Philip Beesley
On Growth And Form: Textiles and the Engineering of
Nature
Textile Museum of Canada
June 6 - October 11, 2001
ISBN 0-9684411-9-X
"I am not interested in policing the boundaries
between nature and culture - quite the opposite, I am edified by
the traffic.” [1]
On Growth and Form : the Engineering of Nature explores
the extraordinary qualities of a new generation of textile materials,
illuminating the science that makes them possible and the poetics
they express. The phrase "On Growth and Form" refers to the 1917
text of the same title by D’Arcy Wentworth Thompson. Thompson studied
systems of form and structure running throughout species of nature.

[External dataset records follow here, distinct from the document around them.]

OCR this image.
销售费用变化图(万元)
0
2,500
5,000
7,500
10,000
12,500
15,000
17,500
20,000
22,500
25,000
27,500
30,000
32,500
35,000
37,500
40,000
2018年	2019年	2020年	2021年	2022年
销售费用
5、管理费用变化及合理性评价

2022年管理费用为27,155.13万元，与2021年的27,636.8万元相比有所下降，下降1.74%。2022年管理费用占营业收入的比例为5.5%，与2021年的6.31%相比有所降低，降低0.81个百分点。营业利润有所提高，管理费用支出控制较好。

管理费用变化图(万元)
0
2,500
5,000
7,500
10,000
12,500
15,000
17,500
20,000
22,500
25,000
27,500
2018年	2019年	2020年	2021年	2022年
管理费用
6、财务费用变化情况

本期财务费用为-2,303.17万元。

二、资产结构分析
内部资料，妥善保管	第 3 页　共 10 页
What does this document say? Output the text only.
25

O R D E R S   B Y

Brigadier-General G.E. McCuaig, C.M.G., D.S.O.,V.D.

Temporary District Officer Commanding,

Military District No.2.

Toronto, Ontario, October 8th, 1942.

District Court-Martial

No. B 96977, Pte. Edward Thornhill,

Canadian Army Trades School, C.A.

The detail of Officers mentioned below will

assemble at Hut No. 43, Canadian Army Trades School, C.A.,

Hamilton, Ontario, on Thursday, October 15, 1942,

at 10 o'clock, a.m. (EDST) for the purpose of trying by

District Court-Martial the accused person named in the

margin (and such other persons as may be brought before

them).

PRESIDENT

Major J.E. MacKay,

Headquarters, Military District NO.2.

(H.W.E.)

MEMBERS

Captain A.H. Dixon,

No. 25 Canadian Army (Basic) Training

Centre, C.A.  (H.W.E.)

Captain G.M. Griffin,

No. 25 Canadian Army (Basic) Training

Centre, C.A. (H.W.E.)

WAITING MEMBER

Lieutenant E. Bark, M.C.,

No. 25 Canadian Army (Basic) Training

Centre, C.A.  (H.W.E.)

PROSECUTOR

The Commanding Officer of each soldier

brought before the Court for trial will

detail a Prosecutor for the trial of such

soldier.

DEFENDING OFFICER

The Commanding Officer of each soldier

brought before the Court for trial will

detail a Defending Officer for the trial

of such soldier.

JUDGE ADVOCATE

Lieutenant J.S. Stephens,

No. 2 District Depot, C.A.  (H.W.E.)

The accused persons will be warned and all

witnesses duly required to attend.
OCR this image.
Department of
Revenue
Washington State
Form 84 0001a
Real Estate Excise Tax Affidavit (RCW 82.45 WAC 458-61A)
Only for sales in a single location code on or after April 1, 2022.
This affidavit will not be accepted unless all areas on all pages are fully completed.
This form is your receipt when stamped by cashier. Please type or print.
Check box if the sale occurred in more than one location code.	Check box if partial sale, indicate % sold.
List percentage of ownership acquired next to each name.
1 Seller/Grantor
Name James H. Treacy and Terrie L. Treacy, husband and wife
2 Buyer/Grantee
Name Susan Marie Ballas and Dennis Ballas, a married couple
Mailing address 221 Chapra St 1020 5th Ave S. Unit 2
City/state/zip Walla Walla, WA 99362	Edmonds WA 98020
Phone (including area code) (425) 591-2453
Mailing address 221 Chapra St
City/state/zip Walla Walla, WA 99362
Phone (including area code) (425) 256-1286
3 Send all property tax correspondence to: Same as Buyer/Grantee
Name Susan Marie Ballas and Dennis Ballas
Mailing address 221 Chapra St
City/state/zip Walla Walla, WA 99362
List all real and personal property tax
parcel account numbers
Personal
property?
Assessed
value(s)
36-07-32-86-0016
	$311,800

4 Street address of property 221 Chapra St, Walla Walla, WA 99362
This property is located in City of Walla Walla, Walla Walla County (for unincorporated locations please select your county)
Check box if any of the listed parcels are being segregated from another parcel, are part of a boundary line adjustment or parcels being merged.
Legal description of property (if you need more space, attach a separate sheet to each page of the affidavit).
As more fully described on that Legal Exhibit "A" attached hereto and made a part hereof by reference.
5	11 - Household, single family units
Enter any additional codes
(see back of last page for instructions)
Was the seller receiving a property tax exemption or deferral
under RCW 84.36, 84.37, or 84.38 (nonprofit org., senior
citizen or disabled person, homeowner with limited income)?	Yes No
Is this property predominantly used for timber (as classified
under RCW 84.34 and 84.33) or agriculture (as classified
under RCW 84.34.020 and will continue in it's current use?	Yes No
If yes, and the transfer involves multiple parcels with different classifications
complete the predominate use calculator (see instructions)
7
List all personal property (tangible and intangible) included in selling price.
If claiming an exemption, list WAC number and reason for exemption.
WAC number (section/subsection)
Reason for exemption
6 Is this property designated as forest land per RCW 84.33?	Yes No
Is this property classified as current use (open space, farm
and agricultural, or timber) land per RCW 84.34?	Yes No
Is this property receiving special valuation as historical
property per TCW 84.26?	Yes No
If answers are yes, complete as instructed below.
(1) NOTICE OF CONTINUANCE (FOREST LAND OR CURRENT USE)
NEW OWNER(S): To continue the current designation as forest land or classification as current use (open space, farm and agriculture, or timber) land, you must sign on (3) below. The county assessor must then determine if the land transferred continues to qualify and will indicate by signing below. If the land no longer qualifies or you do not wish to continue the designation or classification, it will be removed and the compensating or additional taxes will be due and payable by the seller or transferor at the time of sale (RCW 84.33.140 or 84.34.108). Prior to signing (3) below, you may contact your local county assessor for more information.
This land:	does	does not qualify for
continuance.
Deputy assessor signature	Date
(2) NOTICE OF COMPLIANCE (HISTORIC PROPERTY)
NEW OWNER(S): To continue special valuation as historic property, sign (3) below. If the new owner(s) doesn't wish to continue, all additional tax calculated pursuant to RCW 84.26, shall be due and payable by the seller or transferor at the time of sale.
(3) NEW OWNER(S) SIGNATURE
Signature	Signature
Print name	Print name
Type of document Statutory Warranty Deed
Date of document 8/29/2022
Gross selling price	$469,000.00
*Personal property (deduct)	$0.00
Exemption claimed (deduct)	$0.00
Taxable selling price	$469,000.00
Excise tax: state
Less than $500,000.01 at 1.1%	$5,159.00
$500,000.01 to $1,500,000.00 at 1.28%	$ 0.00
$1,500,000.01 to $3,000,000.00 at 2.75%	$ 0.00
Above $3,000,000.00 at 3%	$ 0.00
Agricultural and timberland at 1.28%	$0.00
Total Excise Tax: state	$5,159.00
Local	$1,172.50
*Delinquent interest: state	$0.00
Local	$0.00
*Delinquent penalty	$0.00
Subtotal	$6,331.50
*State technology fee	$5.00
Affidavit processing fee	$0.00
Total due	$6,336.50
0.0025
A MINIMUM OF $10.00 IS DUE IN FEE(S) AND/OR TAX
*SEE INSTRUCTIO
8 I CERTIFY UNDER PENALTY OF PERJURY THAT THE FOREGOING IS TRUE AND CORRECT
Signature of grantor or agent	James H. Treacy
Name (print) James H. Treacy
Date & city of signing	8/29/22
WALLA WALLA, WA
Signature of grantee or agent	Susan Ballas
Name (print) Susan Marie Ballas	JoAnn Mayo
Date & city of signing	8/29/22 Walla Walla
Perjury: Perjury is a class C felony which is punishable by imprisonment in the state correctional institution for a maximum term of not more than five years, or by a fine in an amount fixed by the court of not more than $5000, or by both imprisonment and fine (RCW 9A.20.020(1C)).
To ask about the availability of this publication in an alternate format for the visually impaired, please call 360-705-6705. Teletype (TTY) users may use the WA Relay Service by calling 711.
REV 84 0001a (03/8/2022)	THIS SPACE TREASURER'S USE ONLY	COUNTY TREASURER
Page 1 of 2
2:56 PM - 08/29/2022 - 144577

The eloquence of his writing and the extraordinary illustrations
in that text had a profound effect on generations of artists and
contemporary thinkers. This exhibition honours that legacy by extending
Thompson's way of thinking into the new art and science of hybrid
materials and structures. The structures of nature are a fundamental
source for this collection of new work. Some of these fabrics employ
natural processes, flexing, responding to sensory stimuli and transforming
themselves. Others take their form by imitating the organizations
of microorganisms and cellular tissues. The synthetic materials
that result come from opening the boundaries between organic and
artificial forms and ultimately involves making living things. The
projects here speak of an uncanny plastic nature.